I am a young boy sitting on a boat, and my singing voice is rippling with the waves. In winter, give me an edelweiss, which is my little bride.

.......

I said this is my friend in Beijing that I told you about, Shun Er, she said that I seemed to have seen him on TV, and she asked me if he was married.I said no, I was planning to get married this winter.His girlfriend died in an accident.Ya'er didn't speak, and didn't ask me about the mosquitoes.I said that girl's name is Wen Wen, and the song you just hummed was written by Shun Er after she passed away.Ya'er said that it is rare for such an infatuated man, Wen Wen is also very happy.I smiled.It is said that everyone has everyone's happiness, and happiness, like anything, is a double-edged sword with two sides.She said not to talk about this, and then asked me, what is the double-edged sword of your happiness.I said I never thought about it.She said no.I said tell me what you want to eat.She said that mom is about to give me up like a national treasure now, and she won't let me do anything, just try to make delicious food.I said that they think you are the hero of this family and even this family.The child you give birth to will become the eldest son and grandson of this family, continuing their life and glory.Ya'er said they don't have you.I said yes, but they were more eager.Maybe you should be aware of this feeling, maybe we can't fully understand it now.Anyway, thank you for your hard work.She said that there is me here too, just like when my mother married into this family and gave birth to you and Chenchen.
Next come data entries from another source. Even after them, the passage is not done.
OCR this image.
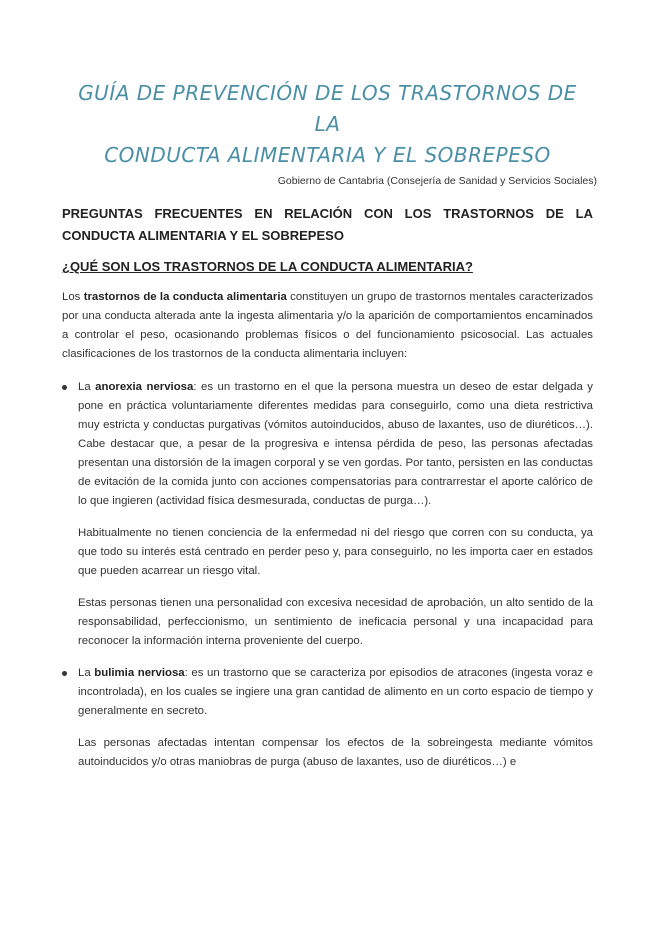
GUÍA DE PREVENCIÓN DE LOS TRASTORNOS DE LA
CONDUCTA ALIMENTARIA Y EL SOBREPESO
Gobierno de Cantabria (Consejería de Sanidad y Servicios Sociales)
PREGUNTAS FRECUENTES EN RELACIÓN CON LOS TRASTORNOS DE LA CONDUCTA ALIMENTARIA Y EL SOBREPESO
¿QUÉ SON LOS TRASTORNOS DE LA CONDUCTA ALIMENTARIA?

Los trastornos de la conducta alimentaria constituyen un grupo de trastornos mentales caracterizados por una conducta alterada ante la ingesta alimentaria y/o la aparición de comportamientos encaminados a controlar el peso, ocasionando problemas físicos o del funcionamiento psicosocial. Las actuales clasificaciones de los trastornos de la conducta alimentaria incluyen:

La anorexia nerviosa: es un trastorno en el que la persona muestra un deseo de estar delgada y pone en práctica voluntariamente diferentes medidas para conseguirlo, como una dieta restrictiva muy estricta y conductas purgativas (vómitos autoinducidos, abuso de laxantes, uso de diuréticos…). Cabe destacar que, a pesar de la progresiva e intensa pérdida de peso, las personas afectadas presentan una distorsión de la imagen corporal y se ven gordas. Por tanto, persisten en las conductas de evitación de la comida junto con acciones compensatorias para contrarrestar el aporte calórico de lo que ingieren (actividad física desmesurada, conductas de purga…).

Habitualmente no tienen conciencia de la enfermedad ni del riesgo que corren con su conducta, ya que todo su interés está centrado en perder peso y, para conseguirlo, no les importa caer en estados que pueden acarrear un riesgo vital.

Estas personas tienen una personalidad con excesiva necesidad de aprobación, un alto sentido de la responsabilidad, perfeccionismo, un sentimiento de ineficacia personal y una incapacidad para reconocer la información interna proveniente del cuerpo.

La bulimia nerviosa: es un trastorno que se caracteriza por episodios de atracones (ingesta voraz e incontrolada), en los cuales se ingiere una gran cantidad de alimento en un corto espacio de tiempo y generalmente en secreto.

Las personas afectadas intentan compensar los efectos de la sobreingesta mediante vómitos autoinducidos y/o otras maniobras de purga (abuso de laxantes, uso de diuréticos…) e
I said, then you should think about something happy.The right is prenatal education.She just laughed.I said I went to the field, turned around and went out to get a hoe and walked away.The air outside is very good, and the sky is also very clear. You can clearly see the undulating mountains in the south.It has been a very distant and mysterious place to me since I was a child. I have seen it since I was a child, but I have never been there, and I don’t know the name of the mountains, so I always call them Nanshan.In fact, at a very early age, Ya'er and her mother began to make small clothes, small shoes, small tiger head hats, small pillows, small quilts and so on for children.Ya'er asked me many times what name I would like to name the baby when the time came, and asked me whether it was better to have a one-letter name or a two-letter name.I said think about it slowly, and then we can discuss it later.When Ya’er’s belly was getting bigger and bigger, my mother invited a 90-year-old grandmother with rich experience in childbirth from the village to show Ya’er, saying that the shape of a pregnant woman’s belly can tell whether she is carrying a boy or a girl. .It turned out to be a boy.My mother was probably as happy as when she knew I was a boy, even more than me.I asked my mother, is the grandma right?My mother said, of course, you and your brother are watched by others, so why not.I just believed it and I will soon be the father of a baby boy.I will have the continuation of my own life.This child will grow up quickly, I hope he will grow up quickly, and then take him to Beijing to meet Shiyang and Shun'er.My mother asked me if you were unhappy.I said I am happy.In fact, I don't know if I'm happy or not, these are meaningless now.The continuation of life may penetrate the deeply wrapped love.But I am just at the moment, instinctively feeling this complicated and unthreaded heart, like an arrow on the string, that's all.